Pakistan’s economic growth in 2025 was modest at around 3%, barely keeping up with population growth. Unemployment remained high at 8%, emphasizing the need for sustained growth of 6–7% to create more jobs. The country struggles to provide productive employment for over 3.5 million new job seekers annually.
Youth unemployment in Pakistan, particularly among those aged 15–29, rose to 11.5%, surpassing the national average of 8%. The Household Integrated Economic Survey 2024–25 revealed a decline in real per capita consumption of essential food items, indicating household distress. Additionally, the number of earners per household decreased from 1.86 to 1.72 between 2018–19 and 2024–25.

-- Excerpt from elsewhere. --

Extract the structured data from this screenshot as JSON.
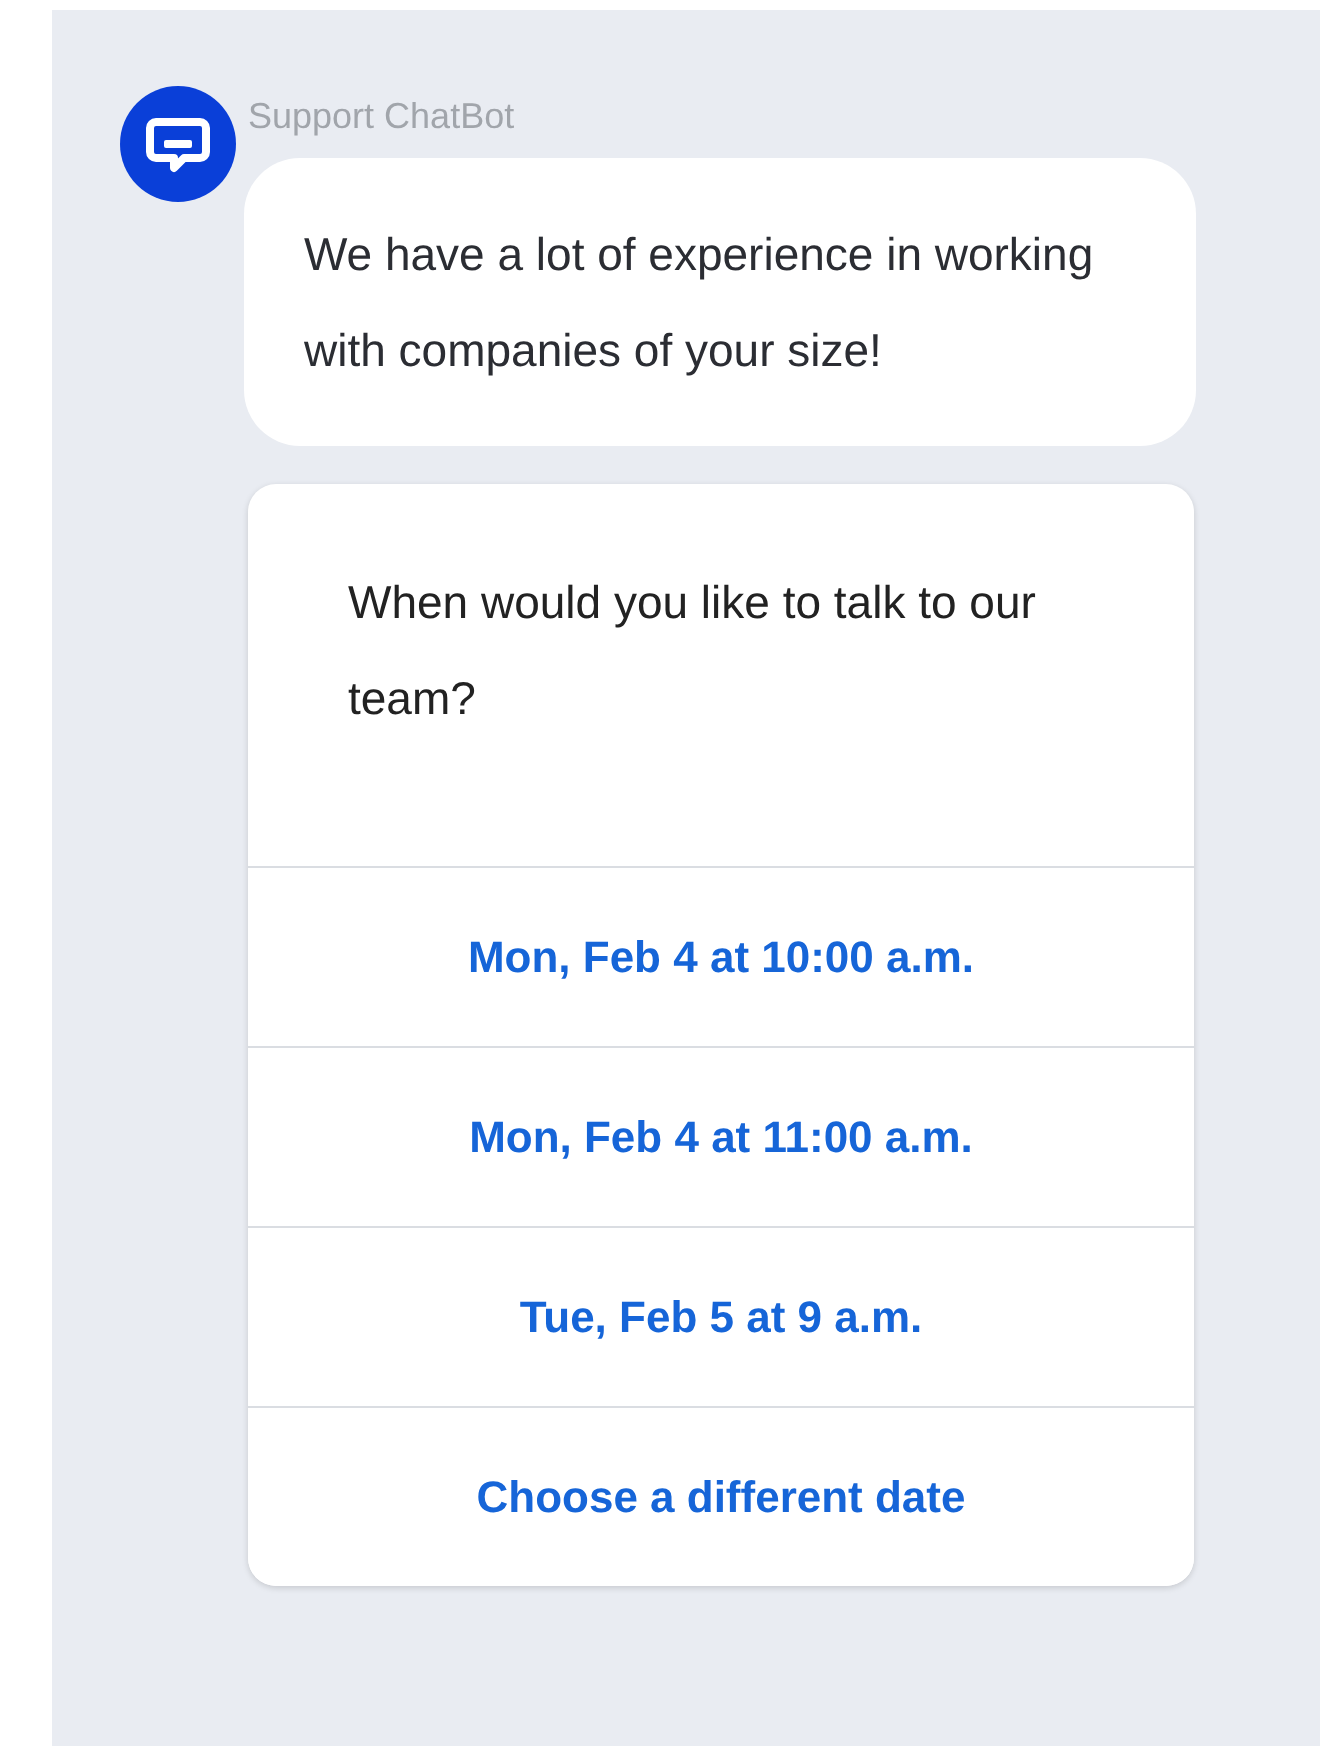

Despite subdued exports and foreign direct investment, remittances to Pakistan reached a record $38.3 billion in fiscal year 2024–25. However, the increasing reliance on remittances reflects a decline in domestic earning capacity and food consumption at the household level. Remittances now serve more as a safety net rather than a source of development capital.
Pakistan’s economic model faces a structural challenge, with policy focus on inputs rather than outcomes. The 13th Five-Year Plan (2024–29) aimed for ambitious export, productivity, and inclusive growth targets, but implementation has been ineffective. Stagnant exports, low private investment, and weak returns on public investment have hindered progress.
The core issue in Pakistan lies in weak execution of reform ideas, leading to delays and regulatory obstacles that impede productivity growth. To address these challenges in 2026, Pakistan must prioritize time and performance as critical policy factors, enhance investment efficiency, and shift from stabilization efforts to fostering productivity and job creation.